Viruses are basically little packages of DNA (or RNA) in a lipoprotein capsule. They lack any cell machinery for making their own protein or for replicating their own DNA. They reproduce themselves by invading the cells of living organisms where they seize the cell’s machinery (ribosomes, mitochondria, etc.) and the nutrients and other compounds the organisms have amassed for their own life processes. The virus DNA then directs the host cell’s machinery to replicate its DNA and package it into new viruses. This process goes on until the cell’s resources are exhausted and it dies. The new viruses are then released to attack more cells.

Though not perfect, evolution has blessed higher organisms with immune systems to combat viral invaders. However, bacteria which are prime candidates for many virus invaders have no immune systems. Their only weapons against viruses are special enzymes called restriction endonucleases.

Restriction endonucleases are essentially tiny molecular scissors produced by bacteria to chop up the DNA (or in some cases RNA) of invading viruses. These micro-scissors work by cutting through the foreign DNA wherever they find specific sequences of nucleotides called recognition sites. All restriction endonucleases cleave (cut) nucleotide chains in at least two places.
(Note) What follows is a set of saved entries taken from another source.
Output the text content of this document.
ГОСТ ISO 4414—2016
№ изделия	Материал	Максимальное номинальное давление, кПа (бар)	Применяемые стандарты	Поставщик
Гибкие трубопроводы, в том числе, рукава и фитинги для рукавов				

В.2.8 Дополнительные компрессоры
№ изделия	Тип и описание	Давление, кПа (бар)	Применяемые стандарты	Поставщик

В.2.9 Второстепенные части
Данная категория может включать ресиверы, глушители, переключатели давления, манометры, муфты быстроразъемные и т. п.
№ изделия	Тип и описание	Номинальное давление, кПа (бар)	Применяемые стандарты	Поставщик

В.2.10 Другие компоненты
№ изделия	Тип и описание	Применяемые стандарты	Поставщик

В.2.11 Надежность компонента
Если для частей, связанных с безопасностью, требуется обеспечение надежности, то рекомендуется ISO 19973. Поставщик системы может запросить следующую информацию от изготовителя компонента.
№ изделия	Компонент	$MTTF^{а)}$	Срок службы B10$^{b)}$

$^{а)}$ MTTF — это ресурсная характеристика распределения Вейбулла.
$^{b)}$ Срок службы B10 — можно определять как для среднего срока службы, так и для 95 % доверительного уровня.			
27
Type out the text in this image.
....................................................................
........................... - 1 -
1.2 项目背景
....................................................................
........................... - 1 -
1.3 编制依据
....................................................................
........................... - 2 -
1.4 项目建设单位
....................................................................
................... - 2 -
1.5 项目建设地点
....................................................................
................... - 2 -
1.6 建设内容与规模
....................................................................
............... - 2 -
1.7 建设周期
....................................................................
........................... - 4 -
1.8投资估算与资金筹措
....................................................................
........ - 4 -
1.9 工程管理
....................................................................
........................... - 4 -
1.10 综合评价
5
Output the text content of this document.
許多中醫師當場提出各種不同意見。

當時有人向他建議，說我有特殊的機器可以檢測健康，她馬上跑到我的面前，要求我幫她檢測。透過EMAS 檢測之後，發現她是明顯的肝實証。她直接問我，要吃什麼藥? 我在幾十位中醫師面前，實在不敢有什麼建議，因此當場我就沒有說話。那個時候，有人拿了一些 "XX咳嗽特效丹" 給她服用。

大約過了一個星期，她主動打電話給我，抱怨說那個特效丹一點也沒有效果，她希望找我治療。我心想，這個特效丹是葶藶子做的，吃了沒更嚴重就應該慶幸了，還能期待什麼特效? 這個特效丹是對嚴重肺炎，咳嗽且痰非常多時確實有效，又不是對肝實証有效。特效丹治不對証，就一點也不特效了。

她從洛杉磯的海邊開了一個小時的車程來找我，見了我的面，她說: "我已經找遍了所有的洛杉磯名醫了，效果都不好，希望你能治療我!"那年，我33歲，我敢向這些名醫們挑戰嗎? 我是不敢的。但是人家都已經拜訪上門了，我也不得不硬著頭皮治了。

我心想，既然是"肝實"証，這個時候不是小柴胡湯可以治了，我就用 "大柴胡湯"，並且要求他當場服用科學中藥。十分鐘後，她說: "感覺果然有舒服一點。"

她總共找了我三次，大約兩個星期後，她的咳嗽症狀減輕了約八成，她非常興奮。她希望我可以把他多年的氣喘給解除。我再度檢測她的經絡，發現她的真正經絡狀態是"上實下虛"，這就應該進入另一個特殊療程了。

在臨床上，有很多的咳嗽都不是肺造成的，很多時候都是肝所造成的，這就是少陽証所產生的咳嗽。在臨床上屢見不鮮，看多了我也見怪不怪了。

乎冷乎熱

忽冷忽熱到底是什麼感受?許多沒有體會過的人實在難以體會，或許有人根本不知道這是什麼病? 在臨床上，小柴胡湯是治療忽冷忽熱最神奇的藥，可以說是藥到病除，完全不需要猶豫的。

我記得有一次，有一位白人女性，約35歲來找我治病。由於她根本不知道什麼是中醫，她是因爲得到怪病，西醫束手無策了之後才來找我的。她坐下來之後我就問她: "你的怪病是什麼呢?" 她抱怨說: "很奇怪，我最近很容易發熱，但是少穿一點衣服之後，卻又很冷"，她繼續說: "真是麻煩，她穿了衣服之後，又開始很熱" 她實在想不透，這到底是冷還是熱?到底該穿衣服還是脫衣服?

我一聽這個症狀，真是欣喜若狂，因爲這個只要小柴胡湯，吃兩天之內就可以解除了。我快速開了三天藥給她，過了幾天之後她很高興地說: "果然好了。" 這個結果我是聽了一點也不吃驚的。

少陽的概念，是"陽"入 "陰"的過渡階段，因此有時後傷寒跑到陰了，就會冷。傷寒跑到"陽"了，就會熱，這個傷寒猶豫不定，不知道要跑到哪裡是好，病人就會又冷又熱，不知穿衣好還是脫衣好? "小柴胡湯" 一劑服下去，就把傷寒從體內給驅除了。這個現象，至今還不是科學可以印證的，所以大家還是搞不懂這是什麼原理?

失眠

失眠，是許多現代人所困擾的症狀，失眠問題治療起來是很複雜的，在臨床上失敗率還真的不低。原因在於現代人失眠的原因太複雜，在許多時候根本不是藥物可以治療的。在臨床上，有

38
Some work by cutting directly across the chain creating fragments with blunt ends.

Others such as EcoR1 cut in an offset pattern creating segments with one or more unpaired bases at either end of the segment.

Restriction endonucleases that cut directly through the nucleotide chain can be useful for cutting large DNA chains into smaller sizes for analysis. However, it is the restriction endonucleases whose cuts leave offset ends that have been harnessed by scientist to perform critical roles in research and genetic engineering.

No matter what the source of the DNA, fragments cut by one of these restriction endonucleases can join with DNA from any other source that has been cut with the same restriction enzyme because they will have the same exposed complementary bases at their ends. These offset ends are called sticky ends.

Because there are many different viruses with a variety of nucleotide sequences, there is a subsequent variety of restriction endonucleases. There are over 3000 known restriction endonucleases with over 600 of those currently commercially available.